Indicateurs de l’état de santé

Une part en augmentation des usagers indique être en bonne ou très bonne santé (42% en 2017 vs 53% en 2018).

La quasi-totalité des usagers a déclaré avoir fait un test pour le VIH au cours de la vie (90%) et plus de la moitié au cours des douze derniers mois (60%). Parmi les usagers ayant été testés au cours de la vie pour le VIH, 94% ont déclaré un statut séronégatif au dernier test.

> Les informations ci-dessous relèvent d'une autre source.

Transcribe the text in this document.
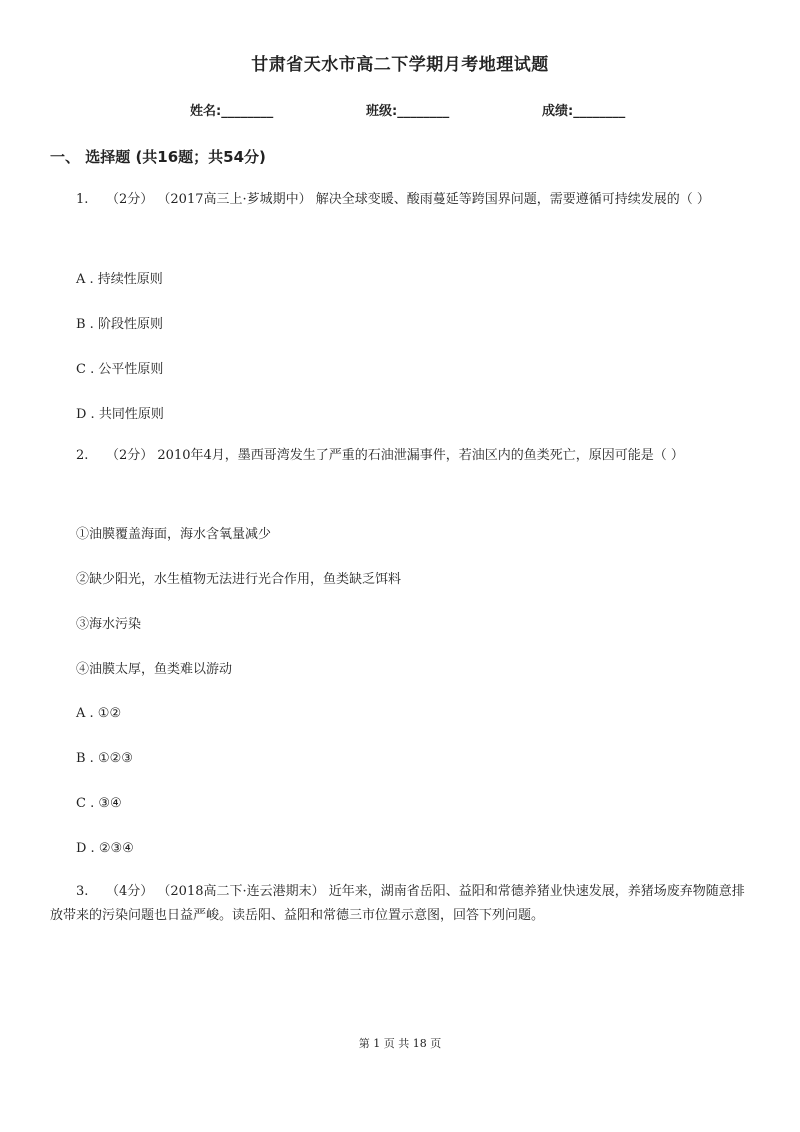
甘肃省天水市高二下学期月考地理试题
姓名:________	班级:________	成绩:________
一、 选择题 (共16题；共54分)
1. （2分） （2017高三上·芗城期中） 解决全球变暖、酸雨蔓延等跨国界问题，需要遵循可持续发展的（ ）
A . 持续性原则
B . 阶段性原则
C . 公平性原则
D . 共同性原则
2. （2分） 2010年4月，墨西哥湾发生了严重的石油泄漏事件，若油区内的鱼类死亡，原因可能是（ ）
①油膜覆盖海面，海水含氧量减少
②缺少阳光，水生植物无法进行光合作用，鱼类缺乏饵料
③海水污染
④油膜太厚，鱼类难以游动
A . ①②
B . ①②③
C . ③④
D . ②③④
3. （4分） （2018高二下·连云港期末） 近年来，湖南省岳阳、益阳和常德养猪业快速发展，养猪场废弃物随意排放带来的污染问题也日益严峻。读岳阳、益阳和常德三市位置示意图，回答下列问题。
第 1 页 共 18 页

Pour l’hépatite C, 39% des usagers des CABS ont déjà eu un diagnostic positif au cours de leur vie. Le taux de répondants testés positifs au HCV indiquant toujours avoir l’hépatite C et ne pas être en traitement a significativement diminué entre 2017 et 2018 (53% vs 26%) au profit d’une hausse des répondants souffrant de l’hépatite C déclarant toujours être atteint mais être en traitement (16% en 2018) ou avoir guéri suite à un traitement (36% en 2018).

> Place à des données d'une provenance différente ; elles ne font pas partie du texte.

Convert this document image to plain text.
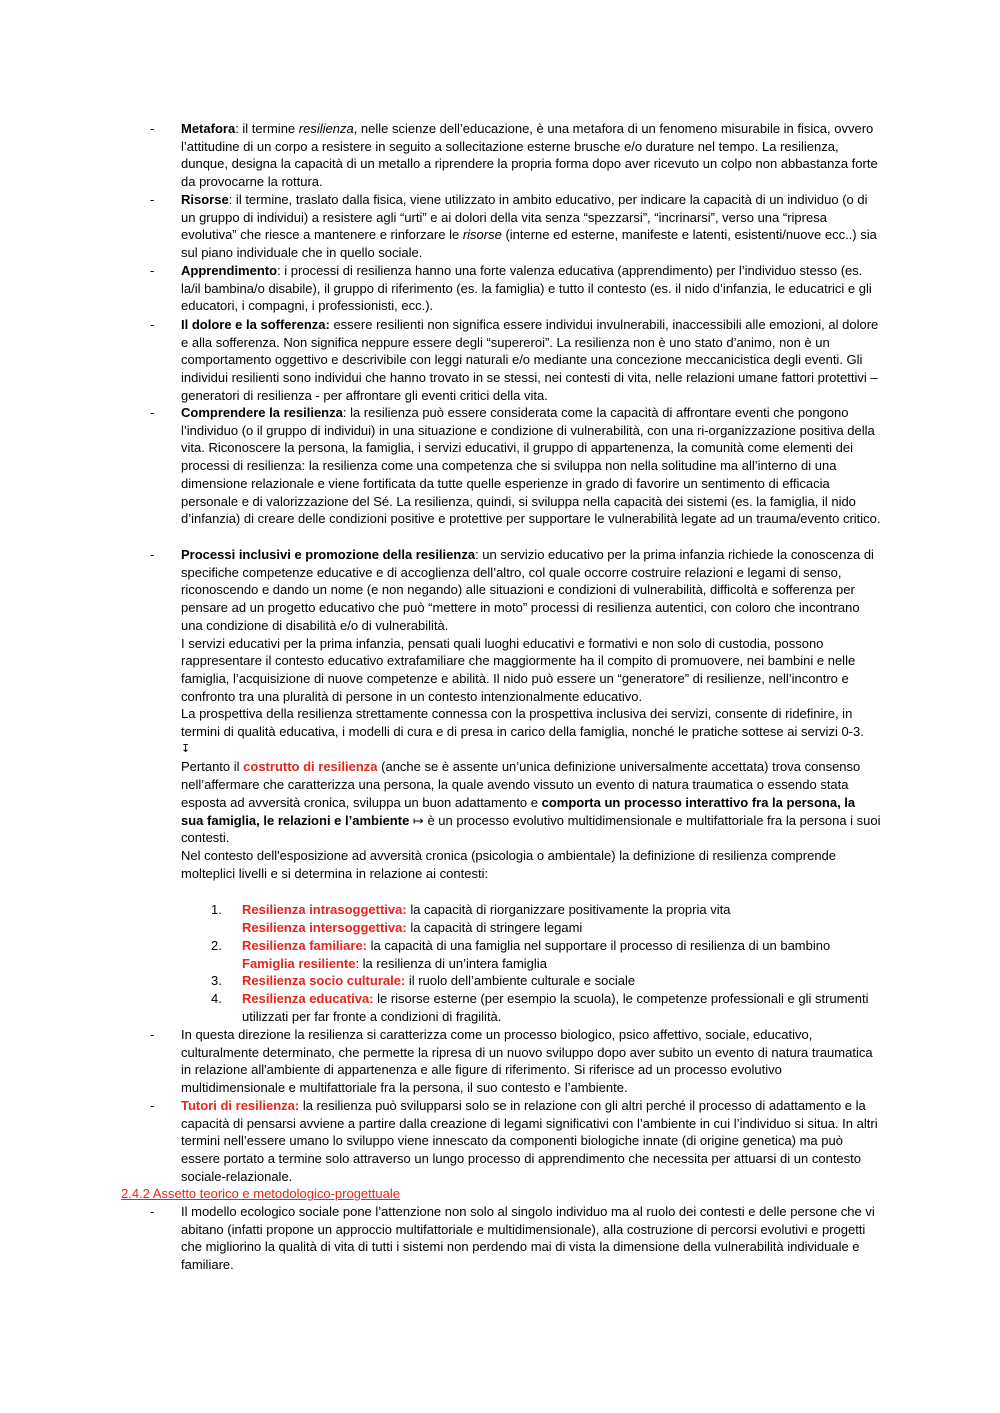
- Metafora: il termine resilienza, nelle scienze dell’educazione, è una metafora di un fenomeno misurabile in fisica, ovvero l’attitudine di un corpo a resistere in seguito a sollecitazione esterne brusche e/o durature nel tempo. La resilienza, dunque, designa la capacità di un metallo a riprendere la propria forma dopo aver ricevuto un colpo non abbastanza forte da provocarne la rottura.

- Risorse: il termine, traslato dalla fisica, viene utilizzato in ambito educativo, per indicare la capacità di un individuo (o di un gruppo di individui) a resistere agli “urti” e ai dolori della vita senza “spezzarsi”, “incrinarsi”, verso una “ripresa evolutiva” che riesce a mantenere e rinforzare le risorse (interne ed esterne, manifeste e latenti, esistenti/nuove ecc..) sia sul piano individuale che in quello sociale.

- Apprendimento: i processi di resilienza hanno una forte valenza educativa (apprendimento) per l’individuo stesso (es. la/il bambina/o disabile), il gruppo di riferimento (es. la famiglia) e tutto il contesto (es. il nido d’infanzia, le educatrici e gli educatori, i compagni, i professionisti, ecc.).

- Il dolore e la sofferenza: essere resilienti non significa essere individui invulnerabili, inaccessibili alle emozioni, al dolore e alla sofferenza. Non significa neppure essere degli “supereroi”. La resilienza non è uno stato d’animo, non è un comportamento oggettivo e descrivibile con leggi naturali e/o mediante una concezione meccanicistica degli eventi. Gli individui resilienti sono individui che hanno trovato in se stessi, nei contesti di vita, nelle relazioni umane fattori protettivi – generatori di resilienza - per affrontare gli eventi critici della vita.

- Comprendere la resilienza: la resilienza può essere considerata come la capacità di affrontare eventi che pongono l’individuo (o il gruppo di individui) in una situazione e condizione di vulnerabilità, con una ri-organizzazione positiva della vita. Riconoscere la persona, la famiglia, i servizi educativi, il gruppo di appartenenza, la comunità come elementi dei processi di resilienza: la resilienza come una competenza che si sviluppa non nella solitudine ma all’interno di una dimensione relazionale e viene fortificata da tutte quelle esperienze in grado di favorire un sentimento di efficacia personale e di valorizzazione del Sé. La resilienza, quindi, si sviluppa nella capacità dei sistemi (es. la famiglia, il nido d’infanzia) di creare delle condizioni positive e protettive per supportare le vulnerabilità legate ad un trauma/evento critico.

- Processi inclusivi e promozione della resilienza: un servizio educativo per la prima infanzia richiede la conoscenza di specifiche competenze educative e di accoglienza dell’altro, col quale occorre costruire relazioni e legami di senso, riconoscendo e dando un nome (e non negando) alle situazioni e condizioni di vulnerabilità, difficoltà e sofferenza per pensare ad un progetto educativo che può “mettere in moto” processi di resilienza autentici, con coloro che incontrano una condizione di disabilità e/o di vulnerabilità.

I servizi educativi per la prima infanzia, pensati quali luoghi educativi e formativi e non solo di custodia, possono rappresentare il contesto educativo extrafamiliare che maggiormente ha il compito di promuovere, nei bambini e nelle famiglia, l’acquisizione di nuove competenze e abilità. Il nido può essere un “generatore” di resilienze, nell’incontro e confronto tra una pluralità di persone in un contesto intenzionalmente educativo.

La prospettiva della resilienza strettamente connessa con la prospettiva inclusiva dei servizi, consente di ridefinire, in termini di qualità educativa, i modelli di cura e di presa in carico della famiglia, nonché le pratiche sottese ai servizi 0-3.

↧

Pertanto il costrutto di resilienza (anche se è assente un’unica definizione universalmente accettata) trova consenso nell’affermare che caratterizza una persona, la quale avendo vissuto un evento di natura traumatica o essendo stata esposta ad avversità cronica, sviluppa un buon adattamento e comporta un processo interattivo fra la persona, la sua famiglia, le relazioni e l’ambiente ↦ è un processo evolutivo multidimensionale e multifattoriale fra la persona i suoi contesti.

Nel contesto dell'esposizione ad avversità cronica (psicologia o ambientale) la definizione di resilienza comprende molteplici livelli e si determina in relazione ai contesti:

1. Resilienza intrasoggettiva: la capacità di riorganizzare positivamente la propria vita

Resilienza intersoggettiva: la capacità di stringere legami

2. Resilienza familiare: la capacità di una famiglia nel supportare il processo di resilienza di un bambino

Famiglia resiliente: la resilienza di un’intera famiglia

3. Resilienza socio culturale: il ruolo dell’ambiente culturale e sociale

4. Resilienza educativa: le risorse esterne (per esempio la scuola), le competenze professionali e gli strumenti utilizzati per far fronte a condizioni di fragilità.

- In questa direzione la resilienza si caratterizza come un processo biologico, psico affettivo, sociale, educativo, culturalmente determinato, che permette la ripresa di un nuovo sviluppo dopo aver subito un evento di natura traumatica in relazione all'ambiente di appartenenza e alle figure di riferimento. Si riferisce ad un processo evolutivo multidimensionale e multifattoriale fra la persona, il suo contesto e l’ambiente.
- Tutori di resilienza: la resilienza può svilupparsi solo se in relazione con gli altri perché il processo di adattamento e la capacità di pensarsi avviene a partire dalla creazione di legami significativi con l’ambiente in cui l’individuo si situa. In altri termini nell’essere umano lo sviluppo viene innescato da componenti biologiche innate (di origine genetica) ma può essere portato a termine solo attraverso un lungo processo di apprendimento che necessita per attuarsi di un contesto sociale-relazionale.

2.4.2 Assetto teorico e metodologico-progettuale
- Il modello ecologico sociale pone l’attenzione non solo al singolo individuo ma al ruolo dei contesti e delle persone che vi abitano (infatti propone un approccio multifattoriale e multidimensionale), alla costruzione di percorsi evolutivi e progetti che migliorino la qualità di vita di tutti i sistemi non perdendo mai di vista la dimensione della vulnerabilità individuale e familiare.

Espace de consommation sécurisé

Sur l’ensemble des répondants, 18% (n=42) indiquent être allé à l’Espace de consommation sécurisé au cours des 30 derniers jours. Les conditions d’hygiène de ce lieu (accès à du matériel de consommation propre et possibilité de consommer dans un lieu propre) sont des éléments qui satisfont le plus grand nombre d’usagers de l’ECS ainsi que le temps d’attente (inexistant au moment de l’enquête), l’accueil qui leur est réservé et les aspects de sécurité (conseil et soutien des professionnels et consommation en sécurité). Parmi les règles énoncées, le fait de ne pas pouvoir utiliser son matériel plus d’une fois, l’interdiction de s’injecter dans certaines parties du corps ou la présence de professionnels sont celles qui satisfont un plus grand nombre d’usagers.

Parmi les répondants qui ne sont pas allés à l’ECS, trois raisons sont particulièrement souvent évoquées pour expliquer ce non-recours à cette structure : le fait de préférer consommer à la maison ou dans un endroit privé (42%), le fait de ne pas avoir eu l’occasion ou besoin de cette structure (39%) ou le fait de ne pas connaître cette prestation (33%).